Portant au parangon tout son sous-texte sexuel, explosant ici en pleine figure, à coup de jeux de domination, de coucheries multiples, de massacres et de pouvoirs, jusqu’à un final en modèle de tension maintenue et éprouvante, Raspoutine, le moine fou, s’avère ainsi être une pure merveille noire. De la toxicité d’un personnage, dépassant en tous points celles des docteur Frankenstein et comte Dracula réunis, Don Sharp réussit avec un budget dérisoire à délaisser le schéma narratif trop bien identifié des productions Hammer pour faire de son récit une fable à la fois politique, fantastique et sanglante en forme de portrait historique d’une figure au charme ici aussi fascinant que bestial et tout bonnement monstrueux.

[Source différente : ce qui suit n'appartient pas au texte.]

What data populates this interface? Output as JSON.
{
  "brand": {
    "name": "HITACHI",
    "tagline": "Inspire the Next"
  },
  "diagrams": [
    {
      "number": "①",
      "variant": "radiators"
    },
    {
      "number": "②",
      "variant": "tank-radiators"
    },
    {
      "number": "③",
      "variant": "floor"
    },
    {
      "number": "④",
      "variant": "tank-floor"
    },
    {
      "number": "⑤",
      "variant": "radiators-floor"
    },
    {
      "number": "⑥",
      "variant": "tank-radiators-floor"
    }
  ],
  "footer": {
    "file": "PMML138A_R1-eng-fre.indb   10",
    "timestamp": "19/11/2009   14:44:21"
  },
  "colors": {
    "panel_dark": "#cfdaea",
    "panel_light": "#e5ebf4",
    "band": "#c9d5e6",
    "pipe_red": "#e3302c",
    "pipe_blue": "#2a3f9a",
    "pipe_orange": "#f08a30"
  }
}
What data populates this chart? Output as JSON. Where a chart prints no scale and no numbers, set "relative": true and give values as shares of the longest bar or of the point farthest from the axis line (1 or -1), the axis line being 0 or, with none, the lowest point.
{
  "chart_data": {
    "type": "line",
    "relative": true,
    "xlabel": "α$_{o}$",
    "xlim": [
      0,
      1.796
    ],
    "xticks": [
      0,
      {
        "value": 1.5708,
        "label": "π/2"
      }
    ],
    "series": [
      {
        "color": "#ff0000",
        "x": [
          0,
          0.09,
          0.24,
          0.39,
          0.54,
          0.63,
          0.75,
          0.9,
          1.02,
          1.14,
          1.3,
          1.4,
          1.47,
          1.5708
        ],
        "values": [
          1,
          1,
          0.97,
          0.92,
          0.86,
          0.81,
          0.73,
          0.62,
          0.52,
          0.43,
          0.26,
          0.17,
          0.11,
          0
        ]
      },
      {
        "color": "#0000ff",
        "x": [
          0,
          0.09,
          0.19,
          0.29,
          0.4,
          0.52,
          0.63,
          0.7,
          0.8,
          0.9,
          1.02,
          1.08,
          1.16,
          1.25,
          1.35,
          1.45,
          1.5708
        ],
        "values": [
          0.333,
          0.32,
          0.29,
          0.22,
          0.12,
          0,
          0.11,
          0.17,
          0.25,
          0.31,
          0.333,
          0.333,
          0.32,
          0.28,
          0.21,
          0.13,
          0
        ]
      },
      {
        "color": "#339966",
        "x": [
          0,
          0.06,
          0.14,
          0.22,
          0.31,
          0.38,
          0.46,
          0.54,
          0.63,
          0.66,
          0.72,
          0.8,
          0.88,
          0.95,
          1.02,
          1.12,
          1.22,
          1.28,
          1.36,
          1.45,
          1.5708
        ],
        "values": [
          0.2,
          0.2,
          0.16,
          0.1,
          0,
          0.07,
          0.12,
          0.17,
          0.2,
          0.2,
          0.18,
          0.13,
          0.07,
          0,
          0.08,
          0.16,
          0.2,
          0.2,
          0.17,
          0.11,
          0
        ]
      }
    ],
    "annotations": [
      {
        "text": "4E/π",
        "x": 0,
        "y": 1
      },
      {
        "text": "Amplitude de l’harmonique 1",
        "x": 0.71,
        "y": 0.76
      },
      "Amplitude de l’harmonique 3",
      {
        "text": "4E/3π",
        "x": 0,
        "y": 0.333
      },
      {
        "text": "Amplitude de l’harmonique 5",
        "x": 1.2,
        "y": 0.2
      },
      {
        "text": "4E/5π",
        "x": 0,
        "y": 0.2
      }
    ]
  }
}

Autant de raisons, en plus d’une pléiade de bonus intéressants, dont les documents du précieux Nicolas Stanzick, auteur de l’indispensable Dans les griffes de la Hammer et des interventions, à la technique certes modeste, mais aux analyses de scènes toujours pertinentes de le docteure en études cinématographiques et audiovisuelles Mélanie Boissonneau, de se ruer sur ce superbe coffret, aux restaurations impeccables qui conférent à cette proposition des airs d’incontournable pour tout cinéphile.